These authors contributed equally to this study.
Cloned Vero cell lines transfected with full-length A-segment or ORF1 cDNA sequence of IBDV
Version of Record online: 2 JAN 2013
© The Author(s) Journal compilation © 2007 International Federation for Cell Biology
Cell Biology International
Volume 31, Issue 2, pages 165–172, February 2007
How to Cite
Ye, J., Chen, Q., Zhou, J. and Li, L. (2007), Cloned Vero cell lines transfected with full-length A-segment or ORF1 cDNA sequence of IBDV. Cell Biology International, 31: 165–172. doi: 10.1016/j.cellbi.2006.09.023
- Issue online: 2 JAN 2013
- Version of Record online: 2 JAN 2013
- Received 25 March 2006; revised 24 August 2006; accepted 26 September 2006
- Infectious bursal disease virus;
- Polyprotein (VP2/4/3);
- Noncoding region (NCR);
- Vero cells
Recombinant plasmids containing the A-segment or VP2/4/3 gene of infectious bursal disease virus (IBDV) were transfected into Vero cells.
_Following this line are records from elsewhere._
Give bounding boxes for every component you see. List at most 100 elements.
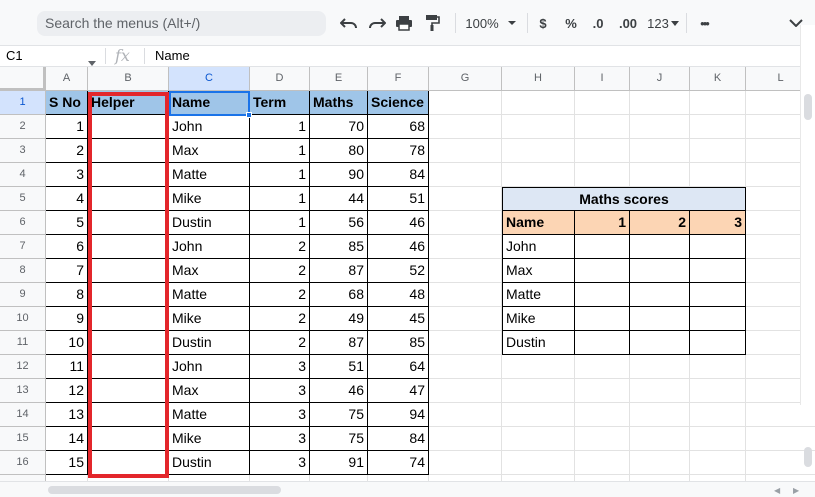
data-cell-helper[interactable] — [88, 451, 169, 475]
data-cell-s-no[interactable]: 7 — [46, 259, 88, 283]
grid-cell[interactable] — [575, 163, 630, 187]
maths-scores-header[interactable]: 2 — [630, 211, 690, 235]
data-cell-science[interactable]: 51 — [368, 187, 429, 211]
maths-scores-value[interactable] — [630, 259, 690, 283]
data-cell-maths[interactable]: 87 — [310, 331, 368, 355]
paint-format-icon[interactable] — [421, 11, 443, 35]
row-header-14[interactable]: 14 — [0, 403, 46, 427]
data-cell-term[interactable]: 3 — [250, 379, 310, 403]
data-cell-helper[interactable] — [88, 163, 169, 187]
maths-scores-value[interactable] — [690, 235, 746, 259]
data-cell-name[interactable]: Max — [169, 379, 250, 403]
data-cell-science[interactable]: 78 — [368, 139, 429, 163]
maths-scores-value[interactable] — [690, 283, 746, 307]
data-cell-helper[interactable] — [88, 307, 169, 331]
data-cell-name[interactable]: Matte — [169, 283, 250, 307]
formula-input[interactable]: Name — [155, 46, 190, 66]
maths-scores-value[interactable] — [630, 235, 690, 259]
grid-cell[interactable] — [575, 379, 630, 403]
maths-scores-name[interactable]: Max — [502, 259, 575, 283]
data-cell-term[interactable]: 2 — [250, 235, 310, 259]
data-cell-maths[interactable]: 44 — [310, 187, 368, 211]
data-cell-term[interactable]: 3 — [250, 403, 310, 427]
grid-cell[interactable] — [746, 403, 815, 427]
row-header-11[interactable]: 11 — [0, 331, 46, 355]
grid-cell[interactable] — [630, 163, 690, 187]
row-header-12[interactable]: 12 — [0, 355, 46, 379]
grid-cell[interactable] — [575, 427, 630, 451]
grid-cell[interactable] — [429, 163, 502, 187]
data-cell-s-no[interactable]: 14 — [46, 427, 88, 451]
grid-cell[interactable] — [429, 235, 502, 259]
grid-cell[interactable] — [429, 139, 502, 163]
grid-cell[interactable] — [429, 403, 502, 427]
maths-scores-header[interactable]: Name — [502, 211, 575, 235]
row-header-16[interactable]: 16 — [0, 451, 46, 475]
grid-cell[interactable] — [630, 379, 690, 403]
fill-handle[interactable] — [246, 112, 252, 118]
data-cell-maths[interactable]: 91 — [310, 451, 368, 475]
data-cell-s-no[interactable]: 10 — [46, 331, 88, 355]
grid-cell[interactable] — [690, 403, 746, 427]
data-cell-s-no[interactable]: 15 — [46, 451, 88, 475]
data-cell-helper[interactable] — [88, 283, 169, 307]
currency-format-button[interactable]: $ — [535, 11, 551, 35]
maths-scores-name[interactable]: John — [502, 235, 575, 259]
grid-cell[interactable] — [429, 355, 502, 379]
data-cell-s-no[interactable]: 4 — [46, 187, 88, 211]
data-cell-science[interactable]: 85 — [368, 331, 429, 355]
grid-cell[interactable] — [502, 427, 575, 451]
grid-cell[interactable] — [502, 379, 575, 403]
data-cell-name[interactable]: Max — [169, 139, 250, 163]
grid-cell[interactable] — [690, 355, 746, 379]
row-header-7[interactable]: 7 — [0, 235, 46, 259]
grid-cell[interactable] — [429, 451, 502, 475]
maths-scores-value[interactable] — [575, 283, 630, 307]
data-cell-s-no[interactable]: 6 — [46, 235, 88, 259]
grid-cell[interactable] — [575, 355, 630, 379]
maths-scores-value[interactable] — [575, 259, 630, 283]
row-header-1[interactable]: 1 — [0, 91, 46, 115]
data-cell-maths[interactable]: 56 — [310, 211, 368, 235]
grid-cell[interactable] — [630, 91, 690, 115]
grid-cell[interactable] — [690, 427, 746, 451]
row-header-2[interactable]: 2 — [0, 115, 46, 139]
column-header-j[interactable]: J — [630, 67, 690, 91]
maths-scores-header[interactable]: 3 — [690, 211, 746, 235]
grid-cell[interactable] — [502, 403, 575, 427]
data-cell-maths[interactable]: 49 — [310, 307, 368, 331]
data-cell-science[interactable]: 46 — [368, 235, 429, 259]
grid-cell[interactable] — [429, 115, 502, 139]
decrease-decimal-button[interactable]: .0 — [588, 11, 608, 35]
data-cell-s-no[interactable]: 2 — [46, 139, 88, 163]
data-cell-name[interactable]: Dustin — [169, 451, 250, 475]
data-cell-maths[interactable]: 80 — [310, 139, 368, 163]
data-cell-name[interactable]: Matte — [169, 163, 250, 187]
row-header-5[interactable]: 5 — [0, 187, 46, 211]
data-cell-helper[interactable] — [88, 235, 169, 259]
grid-cell[interactable] — [502, 91, 575, 115]
data-cell-term[interactable]: 3 — [250, 427, 310, 451]
data-cell-term[interactable]: 1 — [250, 139, 310, 163]
column-header-c[interactable]: C — [169, 67, 250, 91]
data-cell-helper[interactable] — [88, 331, 169, 355]
grid-cell[interactable] — [429, 91, 502, 115]
column-header-f[interactable]: F — [368, 67, 429, 91]
vertical-scrollbar[interactable] — [800, 25, 815, 405]
data-cell-term[interactable]: 2 — [250, 283, 310, 307]
grid-cell[interactable] — [429, 283, 502, 307]
grid-cell[interactable] — [630, 355, 690, 379]
grid-cell[interactable] — [630, 403, 690, 427]
data-cell-maths[interactable]: 70 — [310, 115, 368, 139]
data-cell-helper[interactable] — [88, 211, 169, 235]
header-cell-name[interactable]: Name — [169, 91, 250, 115]
data-cell-name[interactable]: Matte — [169, 403, 250, 427]
column-header-a[interactable]: A — [46, 67, 88, 91]
maths-scores-value[interactable] — [575, 307, 630, 331]
grid-cell[interactable] — [690, 379, 746, 403]
data-cell-science[interactable]: 45 — [368, 307, 429, 331]
data-cell-s-no[interactable]: 13 — [46, 403, 88, 427]
horizontal-scroll-thumb[interactable] — [48, 486, 281, 494]
data-cell-name[interactable]: Mike — [169, 187, 250, 211]
grid-cell[interactable] — [502, 115, 575, 139]
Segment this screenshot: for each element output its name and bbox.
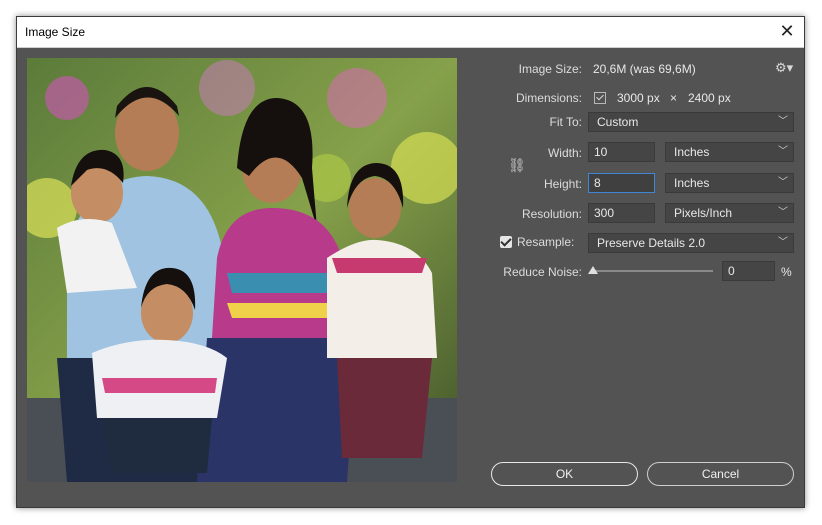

Monoclonal Vero cell lines were generated under G418 selection. Genomic (PCR/Southern blot) and transcriptional (RT-PCR/Northern blot) analyses showed that one copy of A-segment or VP2/4/3 or a partial gene of them was randomly and stably inserted into genomic DNA of Vero cells, and was able to transcribe corresponding mRNA. IFA/IPMA and Western blot analyses further confirmed that two of the monoclonal Vero cells with insertion of the A-segment of IBDV into genomic DNA could stably express VP2, VP3 and VP5 proteins, one cell line only expressed VP2 protein, and three monoclonal Vero cell lines with genomic insertion of the VP2/4/3 gene of IBDV could express VP2, VP3 and VP4 proteins. Under G418 selection, integrated foreign genes can be inherited along with cellular genomic DNA during cell replications. Moreover, DNA fragmentation and caspase-3 activity assays illustrated that cell apoptosis did not develop in monoclonal Vero cell lines expressing VP2 and VP5 proteins. The monoclonal IBDV gene-inserted Vero cell lines developed in this study will facilitate better understanding of IBDV and other members of the Birnaviridae in an expression system that would enable investigation of virus-host cell interactions on the cellular and molecular level.